Large Scale Programming
After a Playing to Live! pilot program has been implemented with a community partner, a full scale program is our next step. When Playing to Live creates a full large scale program, we want to have an in depth understanding of the community, their needs, their strengths, their resources, and their culture. With the guidance of our community partner and key stakeholders, we ask the community to help us build the customized program. We ask to be involved in focus groups, community meetings, and utilize research and our measures and evaluations (M&E) team to create a needs, resource, and cultural assessment. We use the pilot program, the community, and best practices from research to guide us in building a unique and effective program. During implementation we work in real time with the program facilitators, supervisors, partner, and key stakeholder to build continual skills training and activities to follow the developing program. Our M&E team will follow the programming for quality control and development.

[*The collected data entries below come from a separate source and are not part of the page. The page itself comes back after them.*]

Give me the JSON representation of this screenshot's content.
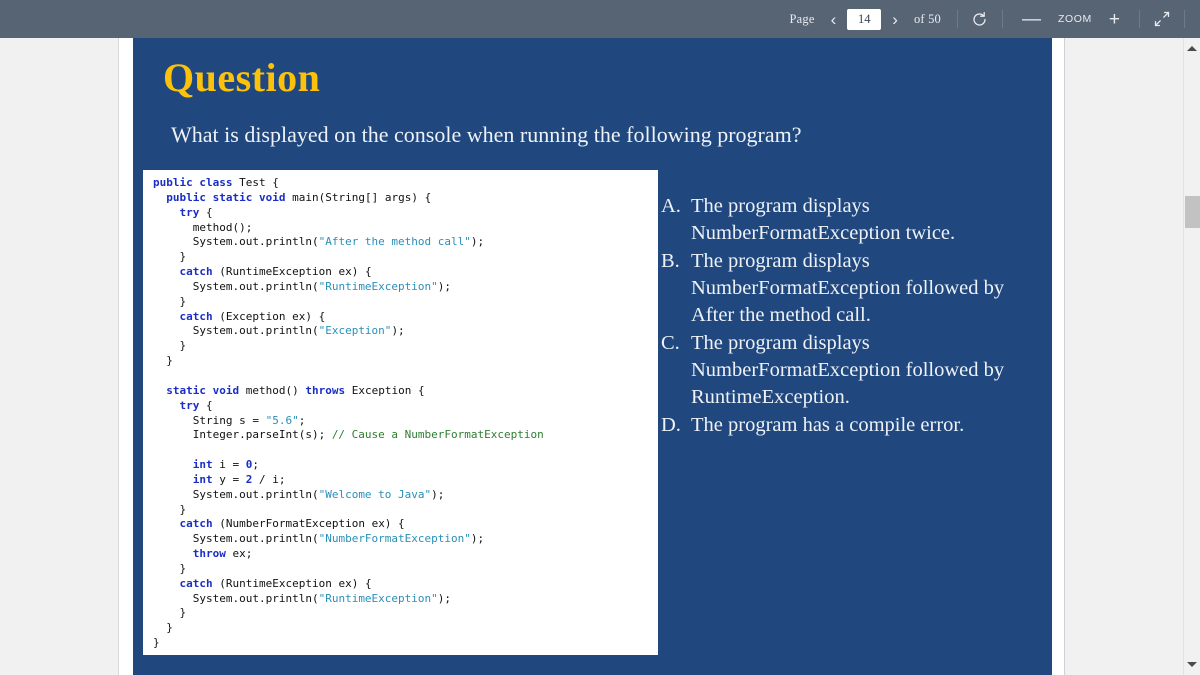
{
  "toolbar": {
    "page_label": "Page",
    "prev_icon": "chevron-left-icon",
    "page_value": "14",
    "next_icon": "chevron-right-icon",
    "of_label": "of 50",
    "reload_icon": "rotate-icon",
    "zoom_out_label": "—",
    "zoom_label": "ZOOM",
    "zoom_in_label": "+",
    "fullscreen_icon": "shrink-arrows-icon"
  },
  "slide": {
    "title": "Question",
    "subtitle": "What is displayed on the console when running the following program?",
    "title_color": "#fcc10a",
    "background_color": "#20487f",
    "text_color": "#eef2f7"
  },
  "code": {
    "lines": [
      [
        {
          "t": "public",
          "c": "kw"
        },
        {
          "t": " ",
          "c": ""
        },
        {
          "t": "class",
          "c": "kw"
        },
        {
          "t": " Test {",
          "c": ""
        }
      ],
      [
        {
          "t": "  ",
          "c": ""
        },
        {
          "t": "public",
          "c": "kw"
        },
        {
          "t": " ",
          "c": ""
        },
        {
          "t": "static",
          "c": "kw"
        },
        {
          "t": " ",
          "c": ""
        },
        {
          "t": "void",
          "c": "kw"
        },
        {
          "t": " main(String[] args) {",
          "c": ""
        }
      ],
      [
        {
          "t": "    ",
          "c": ""
        },
        {
          "t": "try",
          "c": "kw"
        },
        {
          "t": " {",
          "c": ""
        }
      ],
      [
        {
          "t": "      method();",
          "c": ""
        }
      ],
      [
        {
          "t": "      System.out.println(",
          "c": ""
        },
        {
          "t": "\"After the method call\"",
          "c": "str"
        },
        {
          "t": ");",
          "c": ""
        }
      ],
      [
        {
          "t": "    }",
          "c": ""
        }
      ],
      [
        {
          "t": "    ",
          "c": ""
        },
        {
          "t": "catch",
          "c": "kw"
        },
        {
          "t": " (RuntimeException ex) {",
          "c": ""
        }
      ],
      [
        {
          "t": "      System.out.println(",
          "c": ""
        },
        {
          "t": "\"RuntimeException\"",
          "c": "str"
        },
        {
          "t": ");",
          "c": ""
        }
      ],
      [
        {
          "t": "    }",
          "c": ""
        }
      ],
      [
        {
          "t": "    ",
          "c": ""
        },
        {
          "t": "catch",
          "c": "kw"
        },
        {
          "t": " (Exception ex) {",
          "c": ""
        }
      ],
      [
        {
          "t": "      System.out.println(",
          "c": ""
        },
        {
          "t": "\"Exception\"",
          "c": "str"
        },
        {
          "t": ");",
          "c": ""
        }
      ],
      [
        {
          "t": "    }",
          "c": ""
        }
      ],
      [
        {
          "t": "  }",
          "c": ""
        }
      ],
      [
        {
          "t": "",
          "c": ""
        }
      ],
      [
        {
          "t": "  ",
          "c": ""
        },
        {
          "t": "static",
          "c": "kw"
        },
        {
          "t": " ",
          "c": ""
        },
        {
          "t": "void",
          "c": "kw"
        },
        {
          "t": " method() ",
          "c": ""
        },
        {
          "t": "throws",
          "c": "kw"
        },
        {
          "t": " Exception {",
          "c": ""
        }
      ],
      [
        {
          "t": "    ",
          "c": ""
        },
        {
          "t": "try",
          "c": "kw"
        },
        {
          "t": " {",
          "c": ""
        }
      ],
      [
        {
          "t": "      String s = ",
          "c": ""
        },
        {
          "t": "\"5.6\"",
          "c": "str"
        },
        {
          "t": ";",
          "c": ""
        }
      ],
      [
        {
          "t": "      Integer.parseInt(s); ",
          "c": ""
        },
        {
          "t": "// Cause a NumberFormatException",
          "c": "cmt"
        }
      ],
      [
        {
          "t": "",
          "c": ""
        }
      ],
      [
        {
          "t": "      ",
          "c": ""
        },
        {
          "t": "int",
          "c": "kw"
        },
        {
          "t": " i = ",
          "c": ""
        },
        {
          "t": "0",
          "c": "num"
        },
        {
          "t": ";",
          "c": ""
        }
      ],
      [
        {
          "t": "      ",
          "c": ""
        },
        {
          "t": "int",
          "c": "kw"
        },
        {
          "t": " y = ",
          "c": ""
        },
        {
          "t": "2",
          "c": "num"
        },
        {
          "t": " / i;",
          "c": ""
        }
      ],
      [
        {
          "t": "      System.out.println(",
          "c": ""
        },
        {
          "t": "\"Welcome to Java\"",
          "c": "str"
        },
        {
          "t": ");",
          "c": ""
        }
      ],
      [
        {
          "t": "    }",
          "c": ""
        }
      ],
      [
        {
          "t": "    ",
          "c": ""
        },
        {
          "t": "catch",
          "c": "kw"
        },
        {
          "t": " (NumberFormatException ex) {",
          "c": ""
        }
      ],
      [
        {
          "t": "      System.out.println(",
          "c": ""
        },
        {
          "t": "\"NumberFormatException\"",
          "c": "str"
        },
        {
          "t": ");",
          "c": ""
        }
      ],
      [
        {
          "t": "      ",
          "c": ""
        },
        {
          "t": "throw",
          "c": "kw"
        },
        {
          "t": " ex;",
          "c": ""
        }
      ],
      [
        {
          "t": "    }",
          "c": ""
        }
      ],
      [
        {
          "t": "    ",
          "c": ""
        },
        {
          "t": "catch",
          "c": "kw"
        },
        {
          "t": " (RuntimeException ex) {",
          "c": ""
        }
      ],
      [
        {
          "t": "      System.out.println(",
          "c": ""
        },
        {
          "t": "\"RuntimeException\"",
          "c": "str"
        },
        {
          "t": ");",
          "c": ""
        }
      ],
      [
        {
          "t": "    }",
          "c": ""
        }
      ],
      [
        {
          "t": "  }",
          "c": ""
        }
      ],
      [
        {
          "t": "}",
          "c": ""
        }
      ]
    ],
    "keyword_color": "#1a2ec7",
    "string_color": "#2a8fb8",
    "comment_color": "#2e7d32",
    "background_color": "#ffffff"
  },
  "answers": [
    {
      "letter": "A.",
      "text": "The program displays NumberFormatException twice."
    },
    {
      "letter": "B.",
      "text": "The program displays NumberFormatException followed by After the method call."
    },
    {
      "letter": "C.",
      "text": "The program displays NumberFormatException followed by RuntimeException."
    },
    {
      "letter": "D.",
      "text": "The program has a compile error."
    }
  ],
  "scrollbar": {
    "up_icon": "scroll-up-arrow-icon",
    "down_icon": "scroll-down-arrow-icon"
  }
}
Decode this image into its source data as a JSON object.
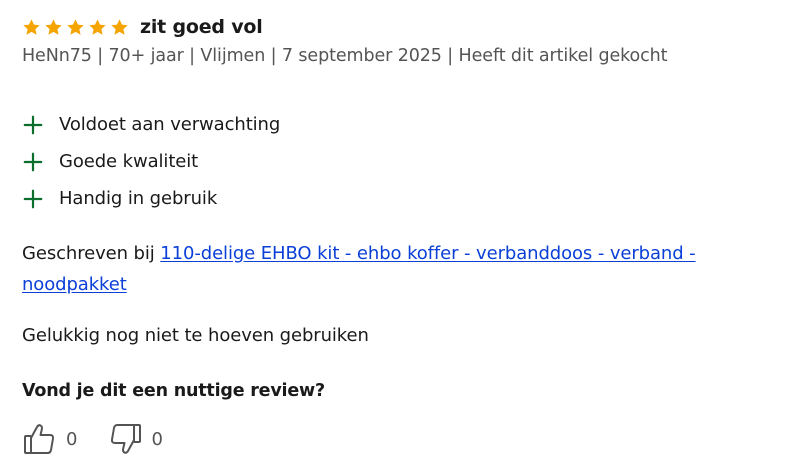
{
  "review": {
    "rating": 5,
    "max_rating": 5,
    "star_color": "#f5a400",
    "title": "zit goed vol",
    "meta": "HeNn75 | 70+ jaar | Vlijmen | 7 september 2025 | Heeft dit artikel gekocht",
    "pros": [
      {
        "icon": "plus-icon",
        "text": "Voldoet aan verwachting"
      },
      {
        "icon": "plus-icon",
        "text": "Goede kwaliteit"
      },
      {
        "icon": "plus-icon",
        "text": "Handig in gebruik"
      }
    ],
    "pro_icon_color": "#0b6e2d",
    "written_prefix": "Geschreven bij ",
    "product_link": "110-delige EHBO kit - ehbo koffer - verbanddoos - verband - noodpakket",
    "link_color": "#0a3fd8",
    "body": "Gelukkig nog niet te hoeven gebruiken",
    "helpful_question": "Vond je dit een nuttige review?",
    "votes": {
      "up": {
        "icon": "thumbs-up-icon",
        "count": "0"
      },
      "down": {
        "icon": "thumbs-down-icon",
        "count": "0"
      }
    }
  }
}
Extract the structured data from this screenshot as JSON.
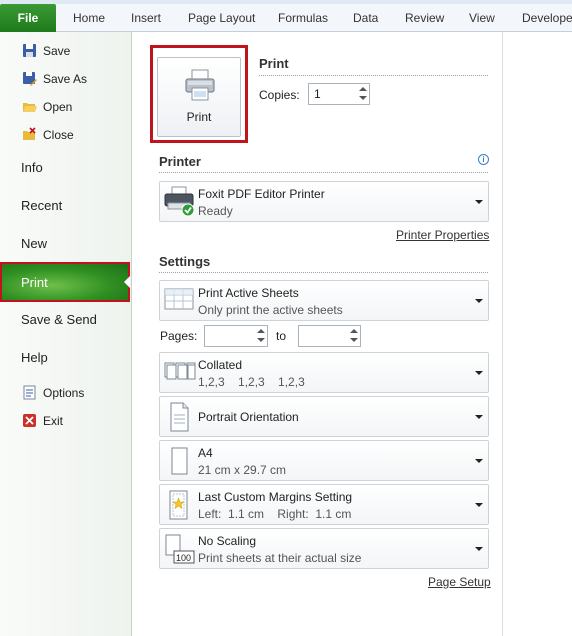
{
  "ribbon": {
    "file": "File",
    "tabs": [
      "Home",
      "Insert",
      "Page Layout",
      "Formulas",
      "Data",
      "Review",
      "View",
      "Developer"
    ]
  },
  "nav": {
    "save": "Save",
    "save_as": "Save As",
    "open": "Open",
    "close": "Close",
    "info": "Info",
    "recent": "Recent",
    "new": "New",
    "print": "Print",
    "save_send": "Save & Send",
    "help": "Help",
    "options": "Options",
    "exit": "Exit"
  },
  "print": {
    "button_label": "Print",
    "heading": "Print",
    "copies_label": "Copies:",
    "copies_value": "1"
  },
  "printer": {
    "heading": "Printer",
    "name": "Foxit PDF Editor Printer",
    "status": "Ready",
    "properties_link": "Printer Properties"
  },
  "settings": {
    "heading": "Settings",
    "sheets": {
      "title": "Print Active Sheets",
      "subtitle": "Only print the active sheets"
    },
    "pages_label": "Pages:",
    "to_label": "to",
    "pages_from": "",
    "pages_to": "",
    "collation": {
      "title": "Collated",
      "subtitle": "1,2,3    1,2,3    1,2,3"
    },
    "orientation": {
      "title": "Portrait Orientation"
    },
    "paper": {
      "title": "A4",
      "subtitle": "21 cm x 29.7 cm"
    },
    "margins": {
      "title": "Last Custom Margins Setting",
      "subtitle": "Left:  1.1 cm    Right:  1.1 cm"
    },
    "scaling": {
      "title": "No Scaling",
      "subtitle": "Print sheets at their actual size"
    },
    "page_setup_link": "Page Setup"
  },
  "colors": {
    "file_tab": "#2a8a25",
    "print_nav_highlight": "#c0131c",
    "link": "#333333"
  }
}
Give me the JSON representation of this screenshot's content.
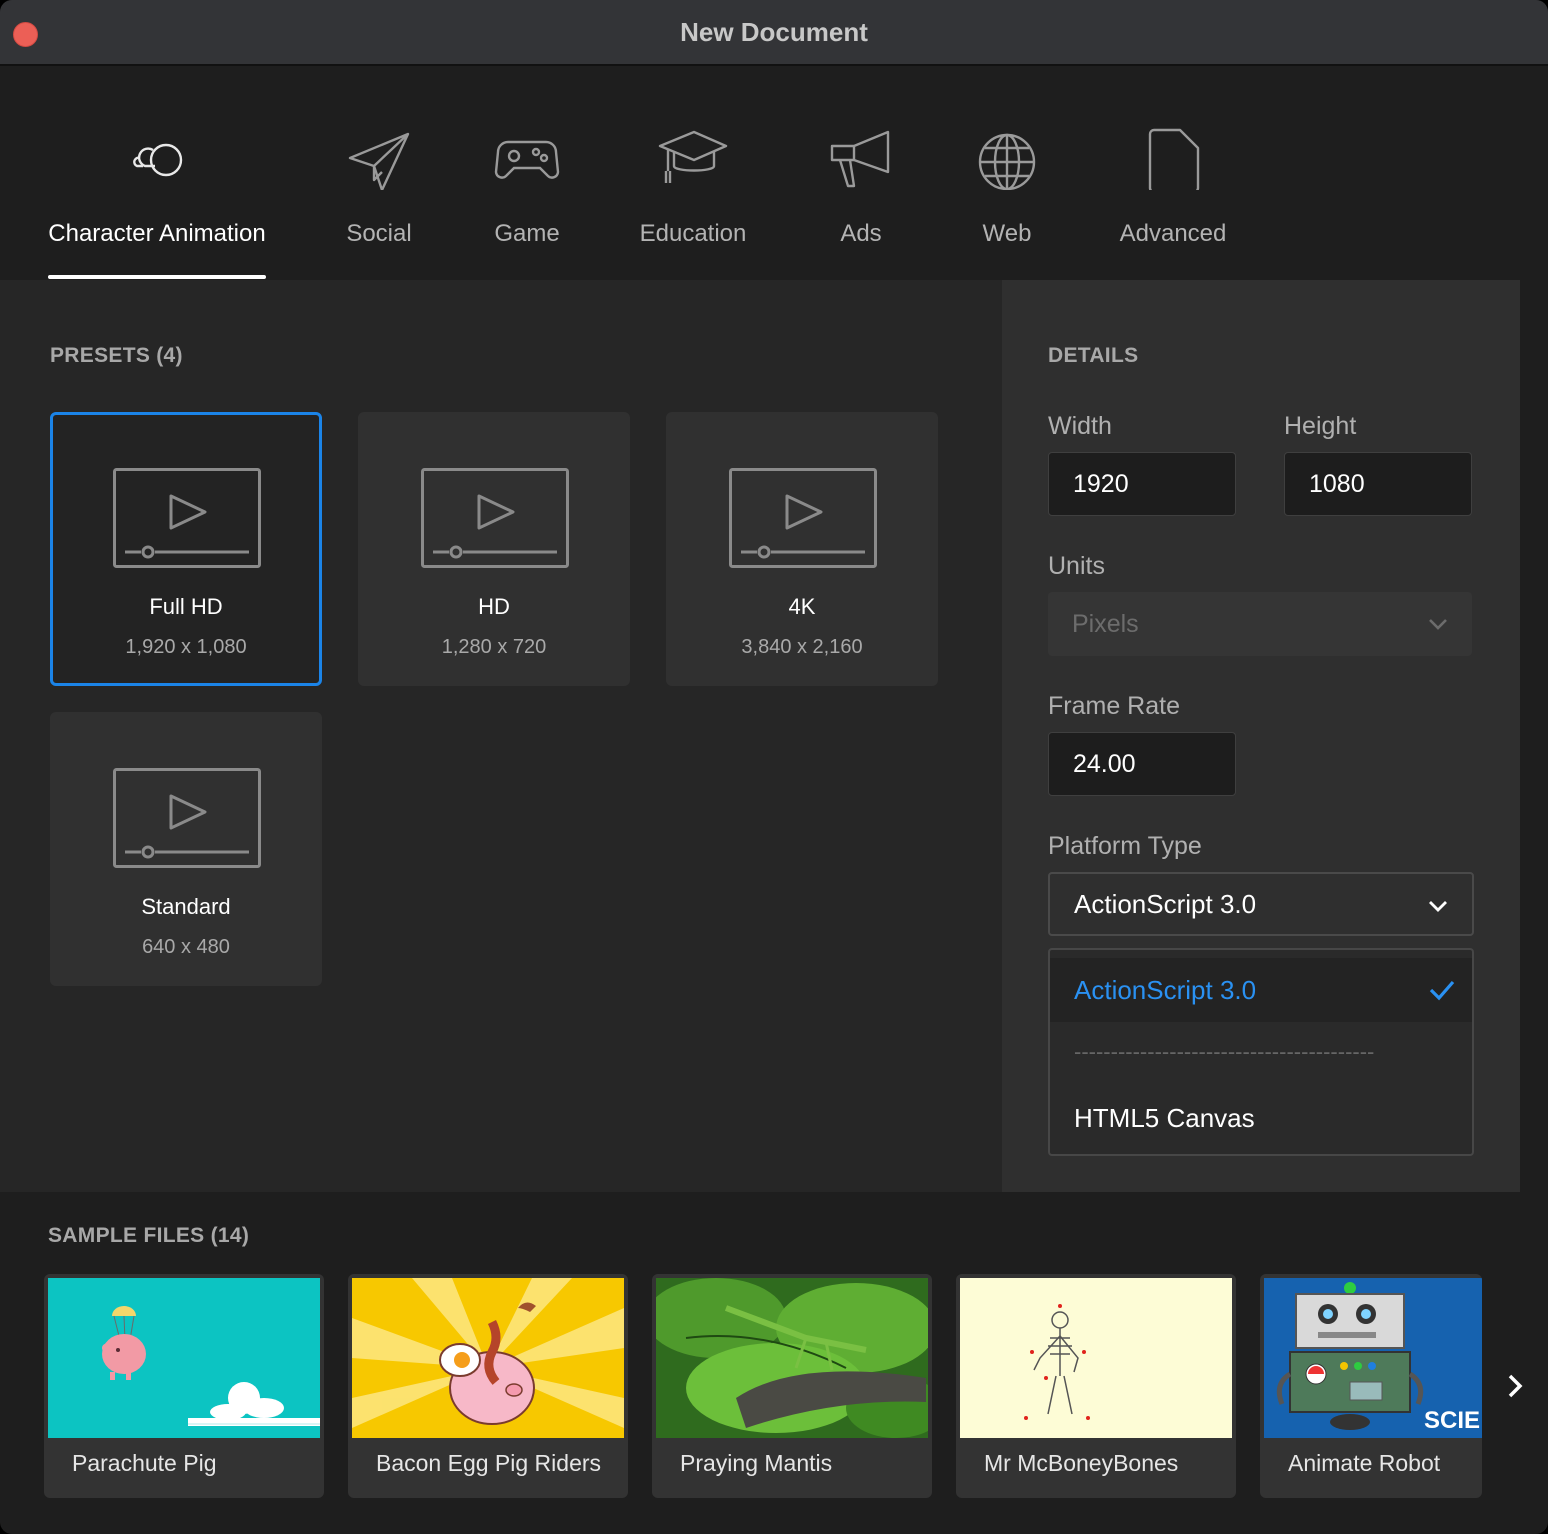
{
  "window": {
    "title": "New Document"
  },
  "tabs": [
    {
      "label": "Character Animation",
      "icon": "character-animation-icon",
      "active": true
    },
    {
      "label": "Social",
      "icon": "paper-plane-icon"
    },
    {
      "label": "Game",
      "icon": "gamepad-icon"
    },
    {
      "label": "Education",
      "icon": "graduation-cap-icon"
    },
    {
      "label": "Ads",
      "icon": "megaphone-icon"
    },
    {
      "label": "Web",
      "icon": "globe-icon"
    },
    {
      "label": "Advanced",
      "icon": "document-icon"
    }
  ],
  "presets": {
    "title": "PRESETS (4)",
    "items": [
      {
        "name": "Full HD",
        "size": "1,920 x 1,080",
        "selected": true
      },
      {
        "name": "HD",
        "size": "1,280 x 720"
      },
      {
        "name": "4K",
        "size": "3,840 x 2,160"
      },
      {
        "name": "Standard",
        "size": "640 x 480"
      }
    ]
  },
  "details": {
    "title": "DETAILS",
    "width_label": "Width",
    "width_value": "1920",
    "height_label": "Height",
    "height_value": "1080",
    "units_label": "Units",
    "units_value": "Pixels",
    "frame_rate_label": "Frame Rate",
    "frame_rate_value": "24.00",
    "platform_label": "Platform Type",
    "platform_value": "ActionScript 3.0",
    "platform_options": [
      {
        "label": "ActionScript 3.0",
        "selected": true
      },
      {
        "label": "-----------------------------------------"
      },
      {
        "label": "HTML5 Canvas"
      }
    ]
  },
  "samples": {
    "title": "SAMPLE FILES (14)",
    "items": [
      {
        "name": "Parachute Pig"
      },
      {
        "name": "Bacon Egg Pig Riders"
      },
      {
        "name": "Praying Mantis"
      },
      {
        "name": "Mr McBoneyBones"
      },
      {
        "name": "Animate Robot",
        "badge": "SCIE"
      }
    ]
  },
  "colors": {
    "accent": "#1b84e8",
    "selected_text": "#2a91f2"
  }
}
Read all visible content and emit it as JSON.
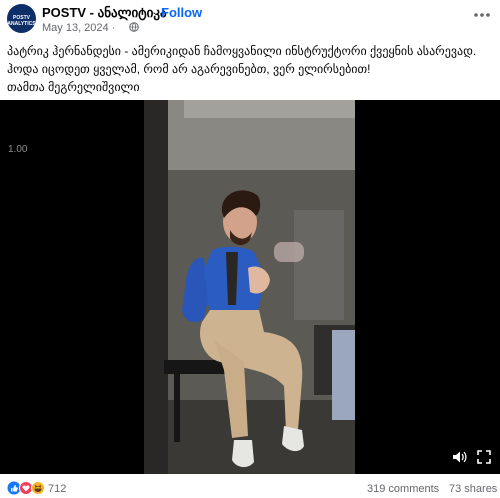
{
  "header": {
    "page_name": "POSTV - ანალიტიკა",
    "separator": "·",
    "follow_label": "Follow",
    "date": "May 13, 2024",
    "date_separator": "·",
    "avatar_text": "POSTV ANALYTICS",
    "more_icon": "more-horizontal-icon",
    "privacy_icon": "globe-icon"
  },
  "caption": {
    "line1": "პატრიკ ჰერნანდესი - ამერიკიდან ჩამოყვანილი ინსტრუქტორი ქვეყნის ასარევად.",
    "line2": "ჰოდა იცოდეთ ყველამ, რომ არ აგარევინებთ, ვერ ელირსებით!",
    "line3": "თამთა მეგრელიშვილი"
  },
  "video": {
    "timestamp": "1.00",
    "controls": [
      "play-icon",
      "volume-icon",
      "fullscreen-icon"
    ]
  },
  "footer": {
    "reactions": [
      "like-icon",
      "love-icon",
      "haha-icon"
    ],
    "reaction_count": "712",
    "comments": "319 comments",
    "shares": "73 shares"
  },
  "colors": {
    "link": "#0866ff",
    "muted": "#65676b",
    "text": "#050505",
    "video_bg": "#000000"
  }
}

In 2015, the Liberian Playing to Live! community-based pilot was expanded to a full-scale project, funded by the United Nations International Children’s Fund (UNICEF) and in partnership with RESH and support by the Liberian Ministry of Health and the Ministry of Gender Development. This work targeted 40 former hot-zone communities, providing programming, including expressive activities and supportive talks, to over 850 children and 140 adults affected by EVD. Target participants were children between the ages of 3 – 13 years old affected by EVD and residing in 40 former hot-zone communities in Liberia during the study time frame of 2014-2015. Secondary participants included in the evaluation included parents/caregivers of child participants and program implementers.
Research conducted found individual child participants displayed a decrease in psychological stress symptoms by 14.5% after 3 months and by 37.6% in 5 months of programming. A difference of 23% rise in resiliency was identified between the two treatment groups; these results suggest that longer exposure to the play and supportive arts intervention resulted in a reduction in PSS (Hanson, 2015).